Opinion

It’s time to stop talking about spin… please

The term "spin doctor" is derogatory and the industry shouldn't joke about its work being "spin", argues Tony Jaques. Because, as assistant minister for homelessness Luke Howarth recently proved, words matter.

Talking about positive PR as ‘spin’ is misleading and unhelpful, and it really is time we moved past this derogatory language. But a federal minister dragged us backwards recently when he publicly called for putting a “positive spin” on homelessness.

This wasn’t just some over-eager publicist trying to reframe the latest gaffe by a B-list celebrity. It was the minister newly appointed to be responsible for homelessness talking about a serious social issue which plagues our cities.

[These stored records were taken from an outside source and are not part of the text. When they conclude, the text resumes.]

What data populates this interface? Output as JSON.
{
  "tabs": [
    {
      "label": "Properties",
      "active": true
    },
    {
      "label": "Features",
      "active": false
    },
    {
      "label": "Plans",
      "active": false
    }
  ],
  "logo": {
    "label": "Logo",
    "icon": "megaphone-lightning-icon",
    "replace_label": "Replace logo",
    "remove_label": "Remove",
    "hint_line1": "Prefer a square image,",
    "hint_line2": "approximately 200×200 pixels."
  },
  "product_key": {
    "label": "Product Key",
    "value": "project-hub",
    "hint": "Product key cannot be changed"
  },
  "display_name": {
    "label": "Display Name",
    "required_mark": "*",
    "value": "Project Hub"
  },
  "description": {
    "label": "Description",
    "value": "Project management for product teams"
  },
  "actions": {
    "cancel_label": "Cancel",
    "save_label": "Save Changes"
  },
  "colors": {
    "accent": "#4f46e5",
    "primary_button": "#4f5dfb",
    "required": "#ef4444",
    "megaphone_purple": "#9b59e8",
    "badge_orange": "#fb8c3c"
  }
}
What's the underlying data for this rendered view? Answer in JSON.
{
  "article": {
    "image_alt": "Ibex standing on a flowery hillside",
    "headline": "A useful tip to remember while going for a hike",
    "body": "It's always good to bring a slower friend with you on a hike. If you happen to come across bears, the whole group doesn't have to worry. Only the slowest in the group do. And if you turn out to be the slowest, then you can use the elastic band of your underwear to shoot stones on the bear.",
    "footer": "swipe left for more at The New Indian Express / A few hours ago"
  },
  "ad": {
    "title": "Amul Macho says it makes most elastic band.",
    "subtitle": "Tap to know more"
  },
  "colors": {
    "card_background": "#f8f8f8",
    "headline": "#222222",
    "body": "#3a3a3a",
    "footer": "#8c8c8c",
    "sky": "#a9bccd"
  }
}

Discussing his role as assistant minister for homelessness on national radio, Queensland MP Luke Howarth said that while about 116,000 Australians were homeless, 99.5% of the population are homed and living in safe places. He also tried to make it sound good that homelessness is not growing as quickly as the population.

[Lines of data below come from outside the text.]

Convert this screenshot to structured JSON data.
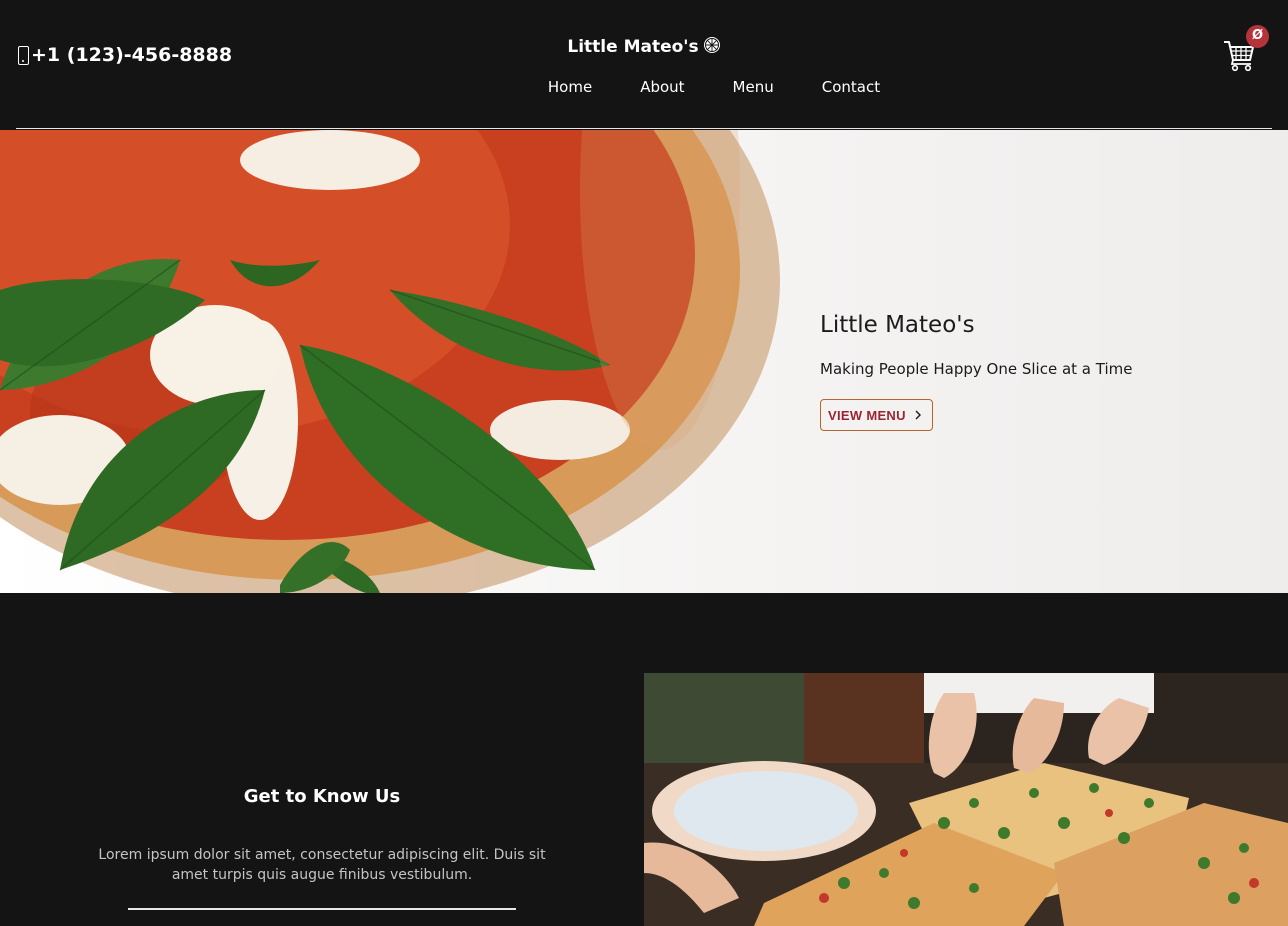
{
  "header": {
    "phone": "+1 (123)-456-8888",
    "brand": "Little Mateo's",
    "cart_count": "Ø",
    "nav": [
      "Home",
      "About",
      "Menu",
      "Contact"
    ]
  },
  "hero": {
    "title": "Little Mateo's",
    "subtitle": "Making People Happy One Slice at a Time",
    "button": "VIEW MENU"
  },
  "about": {
    "title": "Get to Know Us",
    "text": "Lorem ipsum dolor sit amet, consectetur adipiscing elit. Duis sit amet turpis quis augue finibus vestibulum."
  },
  "colors": {
    "background": "#141414",
    "accent": "#b5343c",
    "button_border": "#b8642c"
  },
  "icons": [
    "phone-icon",
    "pizza-icon",
    "cart-icon",
    "chevron-right-icon"
  ]
}
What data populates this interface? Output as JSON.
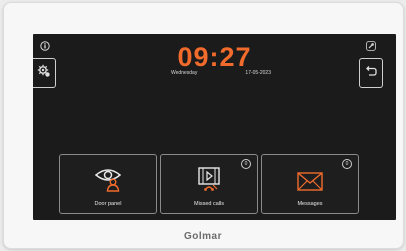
{
  "status": {
    "time": "09:27",
    "weekday": "Wednesday",
    "date": "17-05-2023"
  },
  "tiles": [
    {
      "label": "Door panel",
      "badge": ""
    },
    {
      "label": "Missed calls",
      "badge": "0"
    },
    {
      "label": "Messages",
      "badge": "0"
    }
  ],
  "brand": {
    "name": "Golmar"
  },
  "colors": {
    "accent": "#f06b2c",
    "screen": "#1b1b1b"
  },
  "icons": {
    "top_left": "info-icon",
    "top_right": "tool-icon",
    "settings": "settings-gear-icon",
    "back": "back-arrow-icon"
  }
}
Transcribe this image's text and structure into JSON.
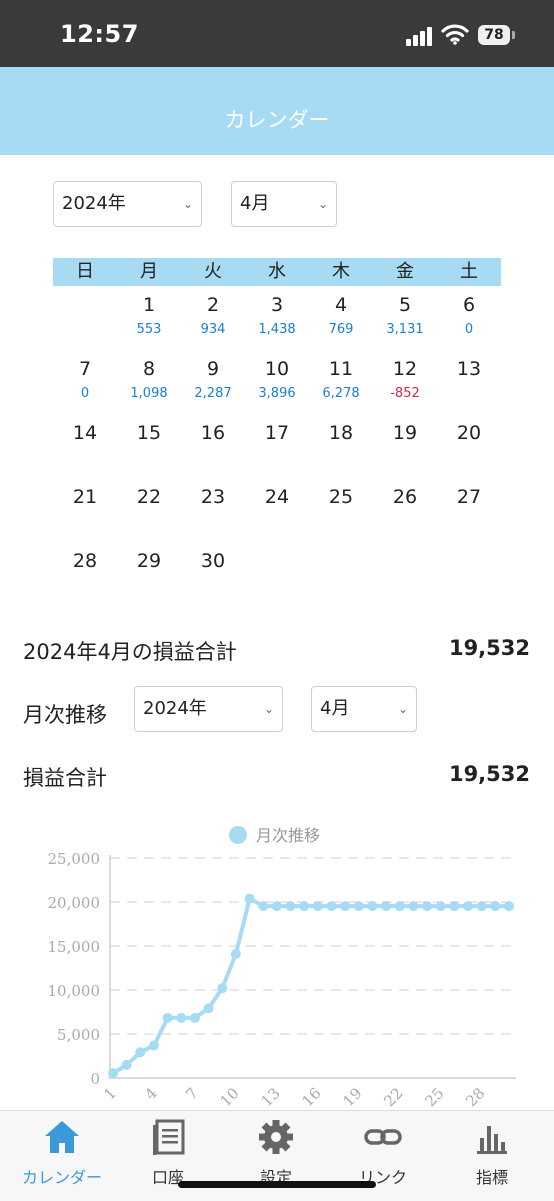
{
  "status_bar": {
    "time": "12:57",
    "battery": "78"
  },
  "header": {
    "title": "カレンダー"
  },
  "calendar_selectors": {
    "year": "2024年",
    "month": "4月"
  },
  "weekdays": [
    "日",
    "月",
    "火",
    "水",
    "木",
    "金",
    "土"
  ],
  "calendar_days": [
    {
      "day": "1",
      "value": "553"
    },
    {
      "day": "2",
      "value": "934"
    },
    {
      "day": "3",
      "value": "1,438"
    },
    {
      "day": "4",
      "value": "769"
    },
    {
      "day": "5",
      "value": "3,131"
    },
    {
      "day": "6",
      "value": "0"
    },
    {
      "day": "7",
      "value": "0"
    },
    {
      "day": "8",
      "value": "1,098"
    },
    {
      "day": "9",
      "value": "2,287"
    },
    {
      "day": "10",
      "value": "3,896"
    },
    {
      "day": "11",
      "value": "6,278"
    },
    {
      "day": "12",
      "value": "-852"
    },
    {
      "day": "13",
      "value": ""
    },
    {
      "day": "14",
      "value": ""
    },
    {
      "day": "15",
      "value": ""
    },
    {
      "day": "16",
      "value": ""
    },
    {
      "day": "17",
      "value": ""
    },
    {
      "day": "18",
      "value": ""
    },
    {
      "day": "19",
      "value": ""
    },
    {
      "day": "20",
      "value": ""
    },
    {
      "day": "21",
      "value": ""
    },
    {
      "day": "22",
      "value": ""
    },
    {
      "day": "23",
      "value": ""
    },
    {
      "day": "24",
      "value": ""
    },
    {
      "day": "25",
      "value": ""
    },
    {
      "day": "26",
      "value": ""
    },
    {
      "day": "27",
      "value": ""
    },
    {
      "day": "28",
      "value": ""
    },
    {
      "day": "29",
      "value": ""
    },
    {
      "day": "30",
      "value": ""
    }
  ],
  "first_weekday_index": 1,
  "summary": {
    "month_total_label": "2024年4月の損益合計",
    "month_total_value": "19,532"
  },
  "monthly": {
    "label": "月次推移",
    "year": "2024年",
    "month": "4月"
  },
  "pl_total": {
    "label": "損益合計",
    "value": "19,532"
  },
  "chart_data": {
    "type": "line",
    "legend": "月次推移",
    "x": [
      1,
      2,
      3,
      4,
      5,
      6,
      7,
      8,
      9,
      10,
      11,
      12,
      13,
      14,
      15,
      16,
      17,
      18,
      19,
      20,
      21,
      22,
      23,
      24,
      25,
      26,
      27,
      28,
      29,
      30
    ],
    "series": [
      {
        "name": "月次推移",
        "values": [
          553,
          1487,
          2925,
          3694,
          6825,
          6825,
          6825,
          7923,
          10210,
          14106,
          20384,
          19532,
          19532,
          19532,
          19532,
          19532,
          19532,
          19532,
          19532,
          19532,
          19532,
          19532,
          19532,
          19532,
          19532,
          19532,
          19532,
          19532,
          19532,
          19532
        ]
      }
    ],
    "x_tick_labels": [
      "1",
      "4",
      "7",
      "10",
      "13",
      "16",
      "19",
      "22",
      "25",
      "28"
    ],
    "y_ticks": [
      "0",
      "5,000",
      "10,000",
      "15,000",
      "20,000",
      "25,000"
    ],
    "ylim": [
      0,
      25000
    ],
    "grid": true,
    "legend_position": "top-center",
    "color": "#a6dbf3"
  },
  "tabs": [
    {
      "label": "カレンダー",
      "icon": "home-icon",
      "active": true
    },
    {
      "label": "口座",
      "icon": "document-icon",
      "active": false
    },
    {
      "label": "設定",
      "icon": "gear-icon",
      "active": false
    },
    {
      "label": "リンク",
      "icon": "link-icon",
      "active": false
    },
    {
      "label": "指標",
      "icon": "bar-chart-icon",
      "active": false
    }
  ],
  "colors": {
    "accent": "#a6dbf3",
    "positive": "#1a7fd6",
    "negative": "#d6264a",
    "active_tab": "#3a9ad9"
  }
}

“I want to put a positive spin on it as well,” he declared, “and not just say that Australia’s in a housing crisis when it affects a very, very small percentage of the population.”

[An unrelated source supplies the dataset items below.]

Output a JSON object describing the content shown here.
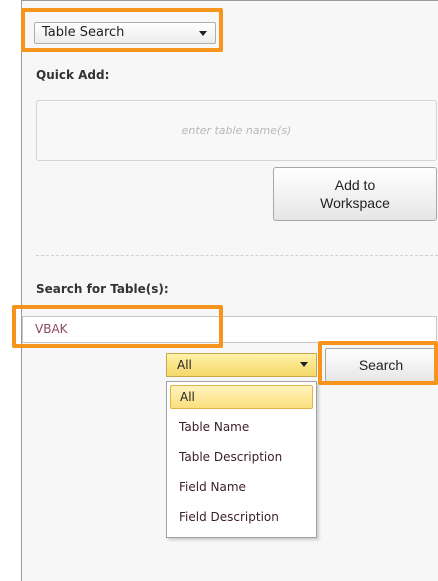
{
  "mode_select": {
    "value": "Table Search"
  },
  "quick_add": {
    "label": "Quick Add:",
    "placeholder": "enter table name(s)",
    "add_button_label": "Add to Workspace"
  },
  "search": {
    "label": "Search for Table(s):",
    "input_value": "VBAK",
    "filter_value": "All",
    "button_label": "Search",
    "options": [
      "All",
      "Table Name",
      "Table Description",
      "Field Name",
      "Field Description"
    ],
    "selected_option": "All"
  },
  "colors": {
    "highlight": "#f7941d",
    "dropdown_selected": "#fbdf7e"
  }
}
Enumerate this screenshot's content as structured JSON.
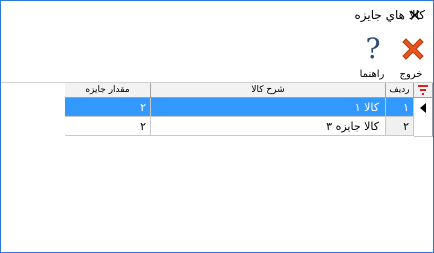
{
  "window": {
    "title": "كالا هاي جايزه",
    "close_glyph": "✕"
  },
  "toolbar": {
    "exit_label": "خروج",
    "help_label": "راهنما"
  },
  "grid": {
    "columns": {
      "row": "رديف",
      "description": "شرح كالا",
      "quantity": "مقدار جايزه"
    },
    "rows": [
      {
        "row": "١",
        "description": "كالا ١",
        "quantity": "٢"
      },
      {
        "row": "٢",
        "description": "كالا جايزه ٣",
        "quantity": "٢"
      }
    ]
  },
  "colors": {
    "selection": "#3399ff",
    "exit_icon": "#e8541e",
    "help_icon": "#2f4a78",
    "filter_icon": "#e02020"
  },
  "icons": {
    "exit": "close-x-icon",
    "help": "question-mark-icon",
    "filter": "filter-icon",
    "current_row": "row-pointer-icon"
  }
}
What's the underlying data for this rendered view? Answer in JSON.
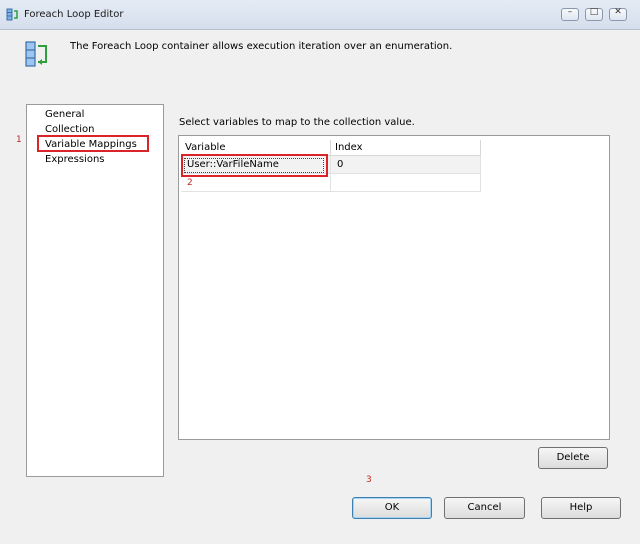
{
  "window": {
    "title": "Foreach Loop Editor",
    "controls": {
      "minimize": "–",
      "maximize": "□",
      "close": "✕"
    }
  },
  "header": {
    "description": "The Foreach Loop container allows execution iteration over an enumeration."
  },
  "nav": {
    "items": [
      {
        "label": "General"
      },
      {
        "label": "Collection"
      },
      {
        "label": "Variable Mappings",
        "selected": true
      },
      {
        "label": "Expressions"
      }
    ]
  },
  "mappings": {
    "instruction": "Select variables to map to the collection value.",
    "columns": [
      "Variable",
      "Index"
    ],
    "rows": [
      {
        "variable": "User::VarFileName",
        "index": "0"
      }
    ]
  },
  "annotations": [
    "1",
    "2",
    "3"
  ],
  "buttons": {
    "delete": "Delete",
    "ok": "OK",
    "cancel": "Cancel",
    "help": "Help"
  },
  "colors": {
    "annotation_red": "#d9242b",
    "icon_blue": "#4a90d9",
    "icon_green": "#2e9e3e"
  },
  "icons": {
    "title": "foreach-loop-icon",
    "header": "foreach-loop-icon"
  }
}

Perhaps it was just careless use of language, but the media predictably scolded the minster for calling for a positive spin.

The reality is that management of any serious public issue needs facts, compassion and informed discussion, not spin. Issue management is a formal discipline which uses established communication tools and relationships in a structured way to identify and address issues which might affect an organisation, then work towards positive, strategic outcomes.

By contrast, spin is associated with dishonesty and deceit, often trying to achieve short-term gain at the cost of relationships and trust. And the consequences can be severe. Think no further than how the official reports were ‘sexed up’ to provide a stronger justification to invade Iraq in pursuit of non-existent weapons of mass destruction.

Communication professionals and issue managers rightly bristle when naysayers call them spin doctors. Because, as New York PR boss Robert Dilenschneider has said: “Spin doctoring is to public relations what pornography is to art”.

Ever since the term ‘spin doctor’ first appeared in print in The New York Times in 1984, it has been used by some journalists and commentators as gratuitous shorthand for PR professionals. But journalists should not call PR people spin doctors any more than PR people should call journalists fake news reporters.

However, this is not just about precious egos and a bit of silly name-calling. It is about protecting public confidence in the news and in professional communication. In a so-called post-truth world, where fake news abounds and where the public increasingly rejects official information and scientific evidence, it doesn’t help for anyone – let alone a federal minister – to talk about promoting positive spin.

A good first step would be for issue managers and other PR people to stop using the term ‘spin’ about their own activities, even in a joking way. And maybe some media advisers might tell their bosses to take more care what they say.